We have another 40 trees to plant next month in another area of the woods.
In January contractors were in the woods tackling jobs from our 5-year GAP (Greenspace Action Plan) This included removing more of the larch from Hillas Wood and we hope that native broadleaf trees will eventually replace these. Sadly, a job that wasn’t originally on the GAP, the removal of ash affected by Ash Dieback, had to be done for safety reasons. This left the woods looking a bit denuded for a while, although by the time the logs were removed, when the ground was less muddy, the woods were looking luscious again. Also, one of the paths was widened in places as stated in the GAP to let more light into the inside of the woods and encourage a more diverse selection of plants and insects to thrive. Our volunteers were on hand to help clear up.

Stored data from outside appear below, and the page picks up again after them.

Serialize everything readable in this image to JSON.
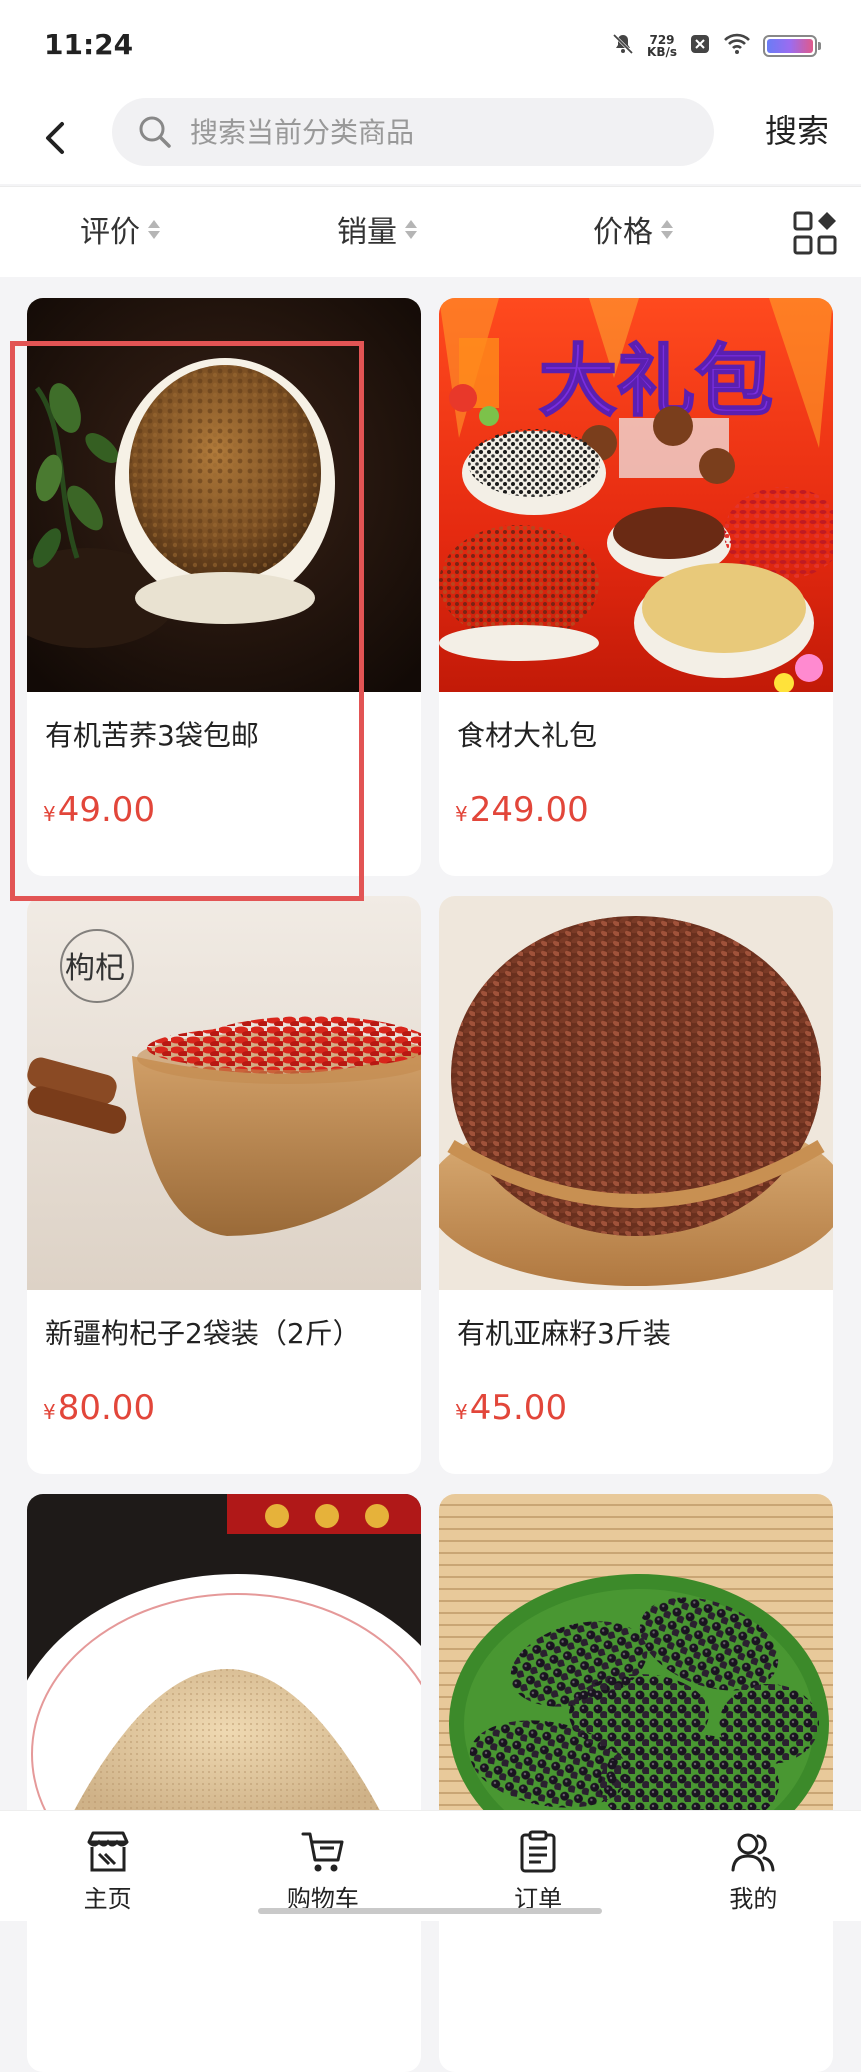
{
  "status_bar": {
    "time": "11:24",
    "network_speed_value": "729",
    "network_speed_unit": "KB/s",
    "icons": [
      "mute-icon",
      "network-speed",
      "sim-off-icon",
      "wifi-icon",
      "battery-icon"
    ]
  },
  "header": {
    "back_icon": "chevron-left-icon",
    "search_icon": "search-icon",
    "search_placeholder": "搜索当前分类商品",
    "search_button_label": "搜索"
  },
  "sort_bar": {
    "items": [
      {
        "label": "评价",
        "icon": "sort-arrows-icon"
      },
      {
        "label": "销量",
        "icon": "sort-arrows-icon"
      },
      {
        "label": "价格",
        "icon": "sort-arrows-icon"
      }
    ],
    "layout_toggle_icon": "grid-layout-icon"
  },
  "products": [
    {
      "title": "有机苦荞3袋包邮",
      "currency": "¥",
      "price": "49.00",
      "image": "buckwheat-bowl"
    },
    {
      "title": "食材大礼包",
      "currency": "¥",
      "price": "249.00",
      "image": "gift-package",
      "image_overlay_text": "大礼包"
    },
    {
      "title": "新疆枸杞子2袋装（2斤）",
      "currency": "¥",
      "price": "80.00",
      "image": "goji-bowl",
      "image_overlay_text": "枸杞"
    },
    {
      "title": "有机亚麻籽3斤装",
      "currency": "¥",
      "price": "45.00",
      "image": "flaxseed-bowl"
    },
    {
      "title": "",
      "currency": "",
      "price": "",
      "image": "flour-plate"
    },
    {
      "title": "",
      "currency": "",
      "price": "",
      "image": "mulberries"
    }
  ],
  "bottom_nav": {
    "items": [
      {
        "label": "主页",
        "icon": "store-icon"
      },
      {
        "label": "购物车",
        "icon": "cart-icon"
      },
      {
        "label": "订单",
        "icon": "order-list-icon"
      },
      {
        "label": "我的",
        "icon": "user-icon"
      }
    ]
  },
  "colors": {
    "price": "#e2463a",
    "highlight": "#e25454",
    "background": "#f4f4f6"
  }
}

In February, strong winds brought down quite a few trees. Some of the larger ones were removed by contractors, but that still left many smaller ones for volunteers to clear up during February and March.
In April, one particular tree had come down between the piles of larch logs. Without electric tools, our volunteers still managed to remove the obstacle.
In Spring, everything starts to grow rapidly in the woods, and in particular the brambles. One path we call Bramble Ramble needed extra attention in May as it was getting hard to walk down.
An important path to keep clear is the one from Whitelands Avenue into the woods. This is particularly critical in June when the nettles have grown.
The entrance from the Barrel Arch was getting really overgrown over the Summer. We cleared around all the signage so visitors to the woods would get an unobstructed view.
In October we had the sad task of removing some of the young ash trees by the Chiltern Way that were suffering from Ash Dieback. Some of these were so badly affected that they could be pulled up rather than needing to be sawn down. Being so near the path, this was an essential task as one could easily have fallen onto the path as someone was walking past.
November and December are good months to thin some of the dense bits of holly in the woods as there are no birds nesting. We avoid removing holly that has berries so we don’t deprive the birds of a food source.
A crisp sunny day in December is a beautiful time to be working in the woods. This was our view over the Horse Field from where we were working on the holly.